Vierter Artikel. Die den Sündern zu spendende Taufe.
a) Die Sünder müssen getauft werden. Denn: I. Zach. 13. heißt es: „An jenem Tage wird ein offener Quell sein für das Haus David und für die, so zu Jerusalem wohnen; damit rein gewaschen werde der Sünder und die blutbefleckte.“ Das wird aber verstanden vom Lebensquell der Taufe. II. Nach Matth. 9. „bedürfen die kranken des Arztes, nicht die gesunden.“ Die geistige Medizin aber gegen die Krankheit der Sünde ist die Taufe. III. Kein Beistand soll den Sündern versagt werden. Durch die Taufe aber wird den Sündern geistiger Beistand geleistet; denn sie erhalten in ihr den sakramentalen Charakter, der da ist eine gewisse Vorbereitung für die Gnade. Auf der anderen Seite sagt Augustin (tract. 72. in Joan.): „Der dich geschaffen hat ohne dich, wird dich nicht rechtfertigen ohne dich.“ Der Sünder aber, der sich nicht bekehren will, wirkt nicht mit Gott mit, sondern thut vielmehr das Gegenteil. Also vergeblich würde ihm das Sakrament der Taufe gespendet werden.

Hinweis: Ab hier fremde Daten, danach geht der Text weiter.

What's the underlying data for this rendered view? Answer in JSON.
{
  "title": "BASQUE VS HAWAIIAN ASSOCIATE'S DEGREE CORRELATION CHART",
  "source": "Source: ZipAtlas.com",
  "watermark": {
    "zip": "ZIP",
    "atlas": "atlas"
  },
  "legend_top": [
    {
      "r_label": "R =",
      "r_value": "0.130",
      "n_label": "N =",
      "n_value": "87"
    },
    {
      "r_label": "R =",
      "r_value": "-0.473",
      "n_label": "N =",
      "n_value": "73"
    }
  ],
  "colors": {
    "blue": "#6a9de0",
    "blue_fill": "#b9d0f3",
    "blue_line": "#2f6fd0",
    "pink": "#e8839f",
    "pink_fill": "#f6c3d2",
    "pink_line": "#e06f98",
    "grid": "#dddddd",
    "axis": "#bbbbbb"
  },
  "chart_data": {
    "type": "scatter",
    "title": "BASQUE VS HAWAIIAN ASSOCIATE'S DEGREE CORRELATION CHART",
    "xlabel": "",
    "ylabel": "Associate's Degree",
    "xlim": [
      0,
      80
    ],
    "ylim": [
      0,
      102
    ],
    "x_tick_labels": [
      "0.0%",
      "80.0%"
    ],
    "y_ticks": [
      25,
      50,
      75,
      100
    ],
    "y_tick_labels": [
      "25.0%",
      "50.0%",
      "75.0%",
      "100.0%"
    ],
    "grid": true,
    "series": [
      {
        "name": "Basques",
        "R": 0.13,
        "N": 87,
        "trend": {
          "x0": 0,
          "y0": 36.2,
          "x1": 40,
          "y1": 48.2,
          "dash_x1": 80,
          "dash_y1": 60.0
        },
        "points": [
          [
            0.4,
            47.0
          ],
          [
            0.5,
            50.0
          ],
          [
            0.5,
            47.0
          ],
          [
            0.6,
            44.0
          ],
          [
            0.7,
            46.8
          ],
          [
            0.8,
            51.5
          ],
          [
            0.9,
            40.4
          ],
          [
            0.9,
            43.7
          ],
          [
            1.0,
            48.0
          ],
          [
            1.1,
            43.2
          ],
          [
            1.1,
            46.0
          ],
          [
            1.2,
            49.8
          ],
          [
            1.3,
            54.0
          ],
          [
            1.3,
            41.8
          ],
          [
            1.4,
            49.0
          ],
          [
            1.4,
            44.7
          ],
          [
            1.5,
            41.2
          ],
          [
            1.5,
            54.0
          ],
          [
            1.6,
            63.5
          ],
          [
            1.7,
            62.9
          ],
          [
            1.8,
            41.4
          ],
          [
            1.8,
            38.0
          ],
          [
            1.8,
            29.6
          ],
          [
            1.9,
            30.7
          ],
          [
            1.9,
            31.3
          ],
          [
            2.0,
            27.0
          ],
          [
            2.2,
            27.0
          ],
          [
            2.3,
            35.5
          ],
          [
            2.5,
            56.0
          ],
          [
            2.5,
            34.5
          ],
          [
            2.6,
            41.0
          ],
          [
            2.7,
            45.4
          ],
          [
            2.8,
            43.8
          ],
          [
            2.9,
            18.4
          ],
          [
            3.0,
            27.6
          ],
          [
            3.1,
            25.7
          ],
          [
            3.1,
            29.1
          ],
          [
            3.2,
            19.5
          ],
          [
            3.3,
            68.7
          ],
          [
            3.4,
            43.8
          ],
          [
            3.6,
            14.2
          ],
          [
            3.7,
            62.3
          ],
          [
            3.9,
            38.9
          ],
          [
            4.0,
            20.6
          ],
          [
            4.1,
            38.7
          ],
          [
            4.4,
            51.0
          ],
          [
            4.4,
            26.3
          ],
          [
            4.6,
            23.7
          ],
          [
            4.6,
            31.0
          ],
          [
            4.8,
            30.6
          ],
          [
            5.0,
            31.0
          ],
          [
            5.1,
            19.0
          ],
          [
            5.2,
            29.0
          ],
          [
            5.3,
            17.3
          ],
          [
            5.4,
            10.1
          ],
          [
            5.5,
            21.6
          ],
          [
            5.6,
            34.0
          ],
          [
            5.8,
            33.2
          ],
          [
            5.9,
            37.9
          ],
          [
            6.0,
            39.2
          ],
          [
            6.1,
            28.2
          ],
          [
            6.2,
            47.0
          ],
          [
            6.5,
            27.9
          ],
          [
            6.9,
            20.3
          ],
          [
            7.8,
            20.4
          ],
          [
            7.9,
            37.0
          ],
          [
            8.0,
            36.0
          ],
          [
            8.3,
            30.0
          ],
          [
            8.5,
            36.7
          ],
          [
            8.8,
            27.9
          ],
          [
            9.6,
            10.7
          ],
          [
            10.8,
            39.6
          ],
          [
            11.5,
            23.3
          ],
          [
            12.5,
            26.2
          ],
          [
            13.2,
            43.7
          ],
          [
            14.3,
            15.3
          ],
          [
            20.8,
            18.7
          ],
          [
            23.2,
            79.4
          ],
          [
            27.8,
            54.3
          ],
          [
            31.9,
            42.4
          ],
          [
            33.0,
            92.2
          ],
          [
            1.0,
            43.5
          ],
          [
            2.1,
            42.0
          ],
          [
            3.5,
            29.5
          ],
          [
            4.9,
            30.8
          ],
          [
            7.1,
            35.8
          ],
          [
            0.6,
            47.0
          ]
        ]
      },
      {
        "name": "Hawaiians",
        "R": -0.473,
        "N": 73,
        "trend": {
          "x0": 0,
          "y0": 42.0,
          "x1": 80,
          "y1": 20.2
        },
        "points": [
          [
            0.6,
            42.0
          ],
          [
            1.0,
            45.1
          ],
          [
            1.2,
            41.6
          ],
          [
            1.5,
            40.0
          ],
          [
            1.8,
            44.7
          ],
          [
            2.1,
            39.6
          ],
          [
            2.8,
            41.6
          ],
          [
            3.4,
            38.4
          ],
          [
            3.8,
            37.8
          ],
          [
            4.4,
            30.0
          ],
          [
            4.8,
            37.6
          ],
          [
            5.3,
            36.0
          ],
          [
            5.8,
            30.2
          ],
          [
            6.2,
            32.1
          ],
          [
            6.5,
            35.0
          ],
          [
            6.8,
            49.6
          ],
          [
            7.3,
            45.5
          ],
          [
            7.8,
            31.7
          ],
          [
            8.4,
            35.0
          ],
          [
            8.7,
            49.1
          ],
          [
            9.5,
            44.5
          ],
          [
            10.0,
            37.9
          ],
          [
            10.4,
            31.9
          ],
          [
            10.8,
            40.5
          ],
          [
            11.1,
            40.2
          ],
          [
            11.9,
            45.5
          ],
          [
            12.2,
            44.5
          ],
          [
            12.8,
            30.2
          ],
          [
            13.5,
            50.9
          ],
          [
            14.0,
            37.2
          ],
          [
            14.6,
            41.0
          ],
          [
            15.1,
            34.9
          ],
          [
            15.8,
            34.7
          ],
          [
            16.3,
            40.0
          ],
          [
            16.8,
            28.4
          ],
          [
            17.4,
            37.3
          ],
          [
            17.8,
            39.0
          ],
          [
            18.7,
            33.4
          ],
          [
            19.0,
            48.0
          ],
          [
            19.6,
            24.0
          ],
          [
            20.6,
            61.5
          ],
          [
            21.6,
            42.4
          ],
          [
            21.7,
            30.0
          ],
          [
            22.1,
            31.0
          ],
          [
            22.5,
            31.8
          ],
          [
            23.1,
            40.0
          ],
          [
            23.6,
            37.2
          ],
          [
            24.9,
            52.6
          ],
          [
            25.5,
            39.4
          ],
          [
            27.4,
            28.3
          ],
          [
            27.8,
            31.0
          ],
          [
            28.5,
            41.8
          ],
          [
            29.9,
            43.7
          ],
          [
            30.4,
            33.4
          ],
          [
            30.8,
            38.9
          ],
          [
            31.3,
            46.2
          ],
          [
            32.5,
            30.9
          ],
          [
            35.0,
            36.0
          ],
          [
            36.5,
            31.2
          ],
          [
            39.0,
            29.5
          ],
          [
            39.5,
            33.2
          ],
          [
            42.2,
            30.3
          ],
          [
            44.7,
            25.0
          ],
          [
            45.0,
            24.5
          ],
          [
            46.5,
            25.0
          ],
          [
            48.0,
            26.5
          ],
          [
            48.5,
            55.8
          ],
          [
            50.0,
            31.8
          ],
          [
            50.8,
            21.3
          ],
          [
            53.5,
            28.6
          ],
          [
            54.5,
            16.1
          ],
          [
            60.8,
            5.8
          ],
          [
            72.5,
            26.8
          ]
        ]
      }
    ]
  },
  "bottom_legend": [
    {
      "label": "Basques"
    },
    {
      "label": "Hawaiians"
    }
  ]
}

b) Ich antworte: Kommt es bei dem Ausdrucke „Sünder“ nur auf die Schuld und die Flecken der vergangenen Sünden an, so ist ihm die Taufe zu spenden; denn dazu ist die Taufe eingesetzt, nach Ephes. 5.: „Er hat sie gereinigt durch das Bad des Wassers im Worte des Lebens.“ Will aber dieser Ausdruck „Sünder“ sagen, daß der betreffende verharren will in der Sünde, so ist die Taufe nicht zu spenden. Denn es werden 1. durchdie Taufe die Menschen in den Leib Christi eingegliedert, nach Koloss. 3, 37.; wer aber weiter sündigen will hat mit Christo nichts gemein, nach 2. Kor. 6.; und danach „kann niemand, der den freien Gebrauch seiner Vernunft hat, ein neues Leben beginnen, wenn ihn nicht das alte gereut“ (Aug. de poenit.); — es soll 2. in den Werken Christi und der Kirche nichts Zweckloses, Unnützes geschehen; wer aber weiter sündigen will, kann auch durch die Taufe nicht rein werden; vielmehr wäre die Taufe und ein solcher Wille ein Gegensatz wie Sein und Nichtsein; — es darf 3. in den sakramentalen Zeichen nichts Falsches sein; es wäre dies aber eine ganz falsche Bezeichnung, daß die Taufe bedeute: Reinigen; und der Sünder nicht rein werden will. Also darf offenbar solchen die Taufe nicht gespendet werden.
c) I. Diese Stelle spricht von Sündern, welche die Sünde lassen wollen. II. Der himmlische Arzt wirkt in zweifacher Weise: l. innerlich im Willen; und so bereitet Er den Willen vor, daß derselbe das Gute wolle und das Böse hasse; — 2. durch seine Knechte und nicht durch Sich selbst; und so wirkt Er durch die Sakramente, die da nach außen hin vollenden, was innerlich angefangen ist. Demgemäß ist also die Taufe nur jenem zu spenden, bei dem irgend ein Zeichen der innerlichen Bekehrung erscheint; wie ja auch Medizin für den Körper desjenigen nur gegeben wird, bei dem ein Zeichen natürlichen Lebens erscheint. III. Die Taufe ist das Sakrament des Glaubens. Der durch die Liebe nicht geformte, also formlose Glaube aber genügt nicht zum Heile und ist auch kein Fundament für das geistige Leben (Aug. de fide et oper. 16.). Also kann das Sakrament der Taufe kein Heil bringen, wo der Wille zu sündigen vorherrscht, der die vollendende Form für den Glauben ausschließt. Es kann aber niemand durch das Einprägen des sakramentalen Charakters zur Gnade vorbereitet werden, so lange in ihm der Wille zu sündigen vorhält; da „Gott niemanden zur Tugend zwingt“ (Dam. 2. de orth. fide 30.).